Il faudrait  y revenir dans un autre débat. Il y a beaucoup, beaucoup  à dire là-dessus.

Mais revenons à l’écrivain, tel que précédemment défini. Ce qu’il fait ou ce qu’elle fait par ailleurs de sa vie n’intéresse que médiocrement l’amateur de littérature. Et c’est là qu’à mon sens tu te perds dans des conjectures qui n’aboutiront pas, parce que tu confrontes deux sujets totalement étrangers l’un à l’autre.
L’écrivain publié, qu’il soit rentier, professeur, prisonnier, capitaine de gendarmerie, chômeur, rien du tout sinon écrivain, clochard  ou ministre des finances, donne à lire la sensibilité qu’il a du monde par lui traversé, le témoignage de sa fonction autre qu’écrivain, son idéologie, ses tourments, ses joies, ses erreurs ou ses convictions.
Pourquoi ? Parce qu’il en a le droit. Même si c’est pour noircir de conneries  et de mensonges des tonnes de papier qui seraient mieux exposées dans les latrines que chez les libraires, parfois.
Souvent même.
Mais là, si j’ai bien compris, n’est pas le propos.
Je crois que tu ne trouves pas le bon chemin parce que tu t’obstines à vouloir faire de l’écrivain une profession. Un métier. Ça peut l’être mais ça peut aussi ne pas l’être. Et cela ne change rien, absolument rien à la qualité, excellente ou misérable, de l’écrit.
Tu cherches une morale, une éthique, plutôt, là où il n’y a pas lieu d’en chercher et je dirais même : où il n’en est nul besoin.. Parce que le lecteur est souverain dans son plaisir. Même quand il prend plaisir à lire d’immondes bêtises.

Si je te dis Choderlos de Laclos. Tu peux me dire que c’était un officier militaire, intrigant malpropre près le Duc d’Orléans, puis chez les Jacobins, royaliste et courtisan félon, puis républicain artisan de Valmy, puis bonapartiste, inventeur de l’obus, et finalement crevé je ne sais où et dont la sépulture fut profanée et détruite par les Bourbons revenus au pouvoir. Je  te répondrai :  oui c’est  ça,  Choderlos de Laclos . Comment pourrais-je te dire le contraire ? Nous parlons d’un homme.

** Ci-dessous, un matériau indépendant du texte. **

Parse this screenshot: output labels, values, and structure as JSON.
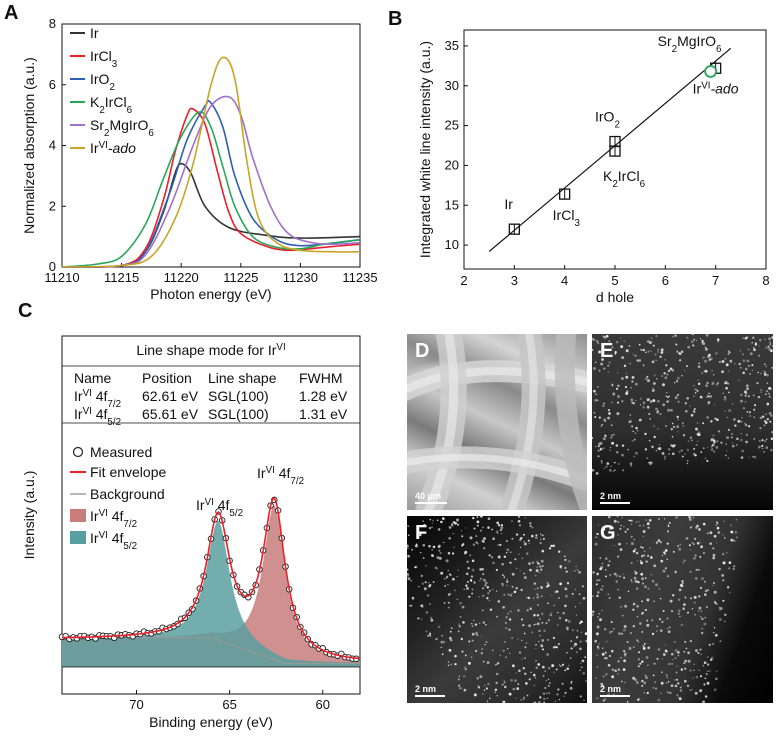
{
  "panels": {
    "A": "A",
    "B": "B",
    "C": "C",
    "D": "D",
    "E": "E",
    "F": "F",
    "G": "G"
  },
  "colors": {
    "Ir": "#333333",
    "IrCl3": "#e8202a",
    "IrO2": "#2e5fb0",
    "K2IrCl6": "#2aa65a",
    "Sr2MgIrO6": "#a070c8",
    "IrVI_ado": "#c8a428",
    "fit": "#e8202a",
    "fill72": "#c97c7c",
    "fill52": "#5a9f9f"
  },
  "chart_data": [
    {
      "id": "A",
      "type": "line",
      "xlabel": "Photon energy (eV)",
      "ylabel": "Normalized absorption (a.u.)",
      "xlim": [
        11210,
        11235
      ],
      "ylim": [
        0,
        8
      ],
      "xticks": [
        11210,
        11215,
        11220,
        11225,
        11230,
        11235
      ],
      "yticks": [
        0,
        2,
        4,
        6,
        8
      ],
      "series": [
        {
          "name": "Ir",
          "key": "Ir",
          "points": [
            [
              11210,
              0
            ],
            [
              11215,
              0.05
            ],
            [
              11217,
              0.5
            ],
            [
              11218.5,
              1.8
            ],
            [
              11219.5,
              3.1
            ],
            [
              11220,
              3.4
            ],
            [
              11220.8,
              3.1
            ],
            [
              11222,
              2.0
            ],
            [
              11224,
              1.3
            ],
            [
              11227,
              1.05
            ],
            [
              11230,
              0.95
            ],
            [
              11235,
              1.0
            ]
          ]
        },
        {
          "name": "IrCl",
          "sub": "3",
          "key": "IrCl3",
          "points": [
            [
              11210,
              0
            ],
            [
              11215,
              0.05
            ],
            [
              11217,
              0.6
            ],
            [
              11218.5,
              2.2
            ],
            [
              11219.5,
              3.8
            ],
            [
              11220.5,
              5.0
            ],
            [
              11221,
              5.2
            ],
            [
              11222,
              4.7
            ],
            [
              11223,
              3.2
            ],
            [
              11224,
              1.8
            ],
            [
              11225,
              1.1
            ],
            [
              11227,
              0.7
            ],
            [
              11229,
              0.55
            ],
            [
              11232,
              0.65
            ],
            [
              11235,
              0.75
            ]
          ]
        },
        {
          "name": "IrO",
          "sub": "2",
          "key": "IrO2",
          "points": [
            [
              11210,
              0
            ],
            [
              11215,
              0.05
            ],
            [
              11217,
              0.5
            ],
            [
              11219,
              2.4
            ],
            [
              11220.5,
              4.2
            ],
            [
              11222,
              5.3
            ],
            [
              11222.5,
              5.4
            ],
            [
              11223.5,
              4.6
            ],
            [
              11224.5,
              3.0
            ],
            [
              11226,
              1.6
            ],
            [
              11228,
              0.9
            ],
            [
              11230,
              0.7
            ],
            [
              11233,
              0.8
            ],
            [
              11235,
              0.9
            ]
          ]
        },
        {
          "name": "K",
          "sub": "2",
          "name2": "IrCl",
          "sub2": "6",
          "key": "K2IrCl6",
          "points": [
            [
              11210,
              0
            ],
            [
              11213,
              0.1
            ],
            [
              11215,
              0.35
            ],
            [
              11217,
              1.4
            ],
            [
              11218.5,
              2.9
            ],
            [
              11220,
              4.3
            ],
            [
              11221.5,
              5.1
            ],
            [
              11222.5,
              4.6
            ],
            [
              11223.5,
              3.3
            ],
            [
              11224.5,
              2.0
            ],
            [
              11226,
              1.0
            ],
            [
              11228,
              0.65
            ],
            [
              11230,
              0.6
            ],
            [
              11232,
              0.75
            ],
            [
              11235,
              0.9
            ]
          ]
        },
        {
          "name": "Sr",
          "sub": "2",
          "name2": "MgIrO",
          "sub2": "6",
          "key": "Sr2MgIrO6",
          "points": [
            [
              11210,
              0
            ],
            [
              11215,
              0.05
            ],
            [
              11217,
              0.4
            ],
            [
              11219,
              1.9
            ],
            [
              11221,
              4.0
            ],
            [
              11222.5,
              5.3
            ],
            [
              11224,
              5.6
            ],
            [
              11225,
              5.0
            ],
            [
              11226,
              3.6
            ],
            [
              11227.5,
              2.0
            ],
            [
              11229,
              1.1
            ],
            [
              11231,
              0.8
            ],
            [
              11233,
              0.75
            ],
            [
              11235,
              0.8
            ]
          ]
        },
        {
          "name": "Ir",
          "sup": "VI",
          "name2": "-ado",
          "key": "IrVI_ado",
          "points": [
            [
              11210,
              0
            ],
            [
              11215,
              0.05
            ],
            [
              11217.5,
              0.35
            ],
            [
              11219.5,
              1.6
            ],
            [
              11221,
              3.4
            ],
            [
              11222.5,
              6.0
            ],
            [
              11223.5,
              6.9
            ],
            [
              11224.5,
              6.2
            ],
            [
              11225.5,
              3.5
            ],
            [
              11226.5,
              1.6
            ],
            [
              11228,
              0.8
            ],
            [
              11230,
              0.55
            ],
            [
              11233,
              0.5
            ],
            [
              11235,
              0.5
            ]
          ]
        }
      ]
    },
    {
      "id": "B",
      "type": "scatter",
      "xlabel": "d hole",
      "ylabel": "Integrated white line intensity (a.u.)",
      "xlim": [
        2,
        8
      ],
      "ylim": [
        7,
        37
      ],
      "xticks": [
        2,
        3,
        4,
        5,
        6,
        7,
        8
      ],
      "yticks": [
        10,
        15,
        20,
        25,
        30,
        35
      ],
      "points": [
        {
          "x": 3,
          "y": 12.0,
          "err": 0.7,
          "label": "Ir"
        },
        {
          "x": 4,
          "y": 16.4,
          "err": 0.6,
          "label": "IrCl",
          "sub": "3"
        },
        {
          "x": 5,
          "y": 21.8,
          "err": 0.6,
          "label": "K",
          "sub": "2",
          "label2": "IrCl",
          "sub2": "6"
        },
        {
          "x": 5,
          "y": 23.0,
          "err": 0.7,
          "label": "IrO",
          "sub": "2"
        },
        {
          "x": 7,
          "y": 32.2,
          "err": 0.8,
          "label": "Sr",
          "sub": "2",
          "label2": "MgIrO",
          "sub2": "6"
        },
        {
          "x": 6.9,
          "y": 31.8,
          "err": 0,
          "label": "Ir",
          "sup": "VI",
          "label2": "-ado"
        }
      ],
      "fit_line": [
        [
          2.5,
          9.2
        ],
        [
          7.3,
          34.7
        ]
      ]
    },
    {
      "id": "C",
      "type": "line",
      "xlabel": "Binding energy (eV)",
      "ylabel": "Intensity (a.u.)",
      "xlim": [
        74,
        58
      ],
      "xticks": [
        70,
        65,
        60
      ],
      "peaks": [
        {
          "name": "4f7/2",
          "position": 62.61,
          "fwhm": 1.28,
          "height": 1.0
        },
        {
          "name": "4f5/2",
          "position": 65.61,
          "fwhm": 1.31,
          "height": 0.78
        }
      ],
      "background_level": 0.17,
      "legend": [
        "Measured",
        "Fit envelope",
        "Background",
        "4f7/2",
        "4f5/2"
      ]
    }
  ],
  "panelA": {
    "legend": [
      {
        "key": "Ir",
        "main": "Ir"
      },
      {
        "key": "IrCl3",
        "main": "IrCl",
        "sub": "3"
      },
      {
        "key": "IrO2",
        "main": "IrO",
        "sub": "2"
      },
      {
        "key": "K2IrCl6",
        "main": "K",
        "sub": "2",
        "main2": "IrCl",
        "sub2": "6"
      },
      {
        "key": "Sr2MgIrO6",
        "main": "Sr",
        "sub": "2",
        "main2": "MgIrO",
        "sub2": "6"
      },
      {
        "key": "IrVI_ado",
        "main": "Ir",
        "sup": "VI",
        "main2": "-ado",
        "italic2": true
      }
    ]
  },
  "panelC": {
    "table_title": "Line shape mode for Ir",
    "table_title_sup": "VI",
    "headers": [
      "Name",
      "Position",
      "Line shape",
      "FWHM"
    ],
    "rows": [
      {
        "name": "Ir",
        "sup": "VI",
        "rest": " 4f",
        "sub": "7/2",
        "position": "62.61 eV",
        "shape": "SGL(100)",
        "fwhm": "1.28 eV"
      },
      {
        "name": "Ir",
        "sup": "VI",
        "rest": " 4f",
        "sub": "5/2",
        "position": "65.61 eV",
        "shape": "SGL(100)",
        "fwhm": "1.31 eV"
      }
    ],
    "legend": {
      "measured": "Measured",
      "fit": "Fit envelope",
      "background": "Background",
      "p72": "Ir",
      "p72sup": "VI",
      "p72rest": " 4f",
      "p72sub": "7/2",
      "p52": "Ir",
      "p52sup": "VI",
      "p52rest": " 4f",
      "p52sub": "5/2"
    },
    "peak_labels": {
      "p72": "Ir",
      "p72sup": "VI",
      "p72rest": " 4f",
      "p72sub": "7/2",
      "p52": "Ir",
      "p52sup": "VI",
      "p52rest": " 4f",
      "p52sub": "5/2"
    }
  },
  "micrographs": {
    "D": {
      "scale": "40 μm"
    },
    "E": {
      "scale": "2 nm"
    },
    "F": {
      "scale": "2 nm"
    },
    "G": {
      "scale": "2 nm"
    }
  }
}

Mais si tu t’en fous de tout ça, de la saleté politique, de l’armée et de l’histoire, et que nous sommes devant un verre en train de parler littérature, dès la première syllabe du nom, tu vas évoquer - magistralement, j'en suis sûr - une oeuvre majeure du patrimoine littéraire.
Je te cite cet exemple – il y en a des foules de la sorte – pour dire que, dans le débat d’une définition de l’écrivain, l’essentiel est de savoir de quoi on parle : de littérature ou de la façon qu'a le littérateur de mener sa barque…
Personnellement, ça ne m’intéresse pas de savoir ce que les hommes et les femmes font de leur survie et de leur vie ailleurs que ce qu’ils en font dans le domaine précis qui serait susceptible de m’intéresser, de s’adresser à moi.
Parce que les gens que je lis ne sont pas mes amis. Au mieux et à un moment donné, des complices.
Ceci dit, il y a souvent corrélation entre la teneur de l’écriture et la position sociale de l’écrivain. Je te l’accorde sans difficultés.
Mais c’est encore  un  autre débat et encore une fois : le lecteur, de quelque horizon, pourri ou somptueux, qu’il vienne, est souverain.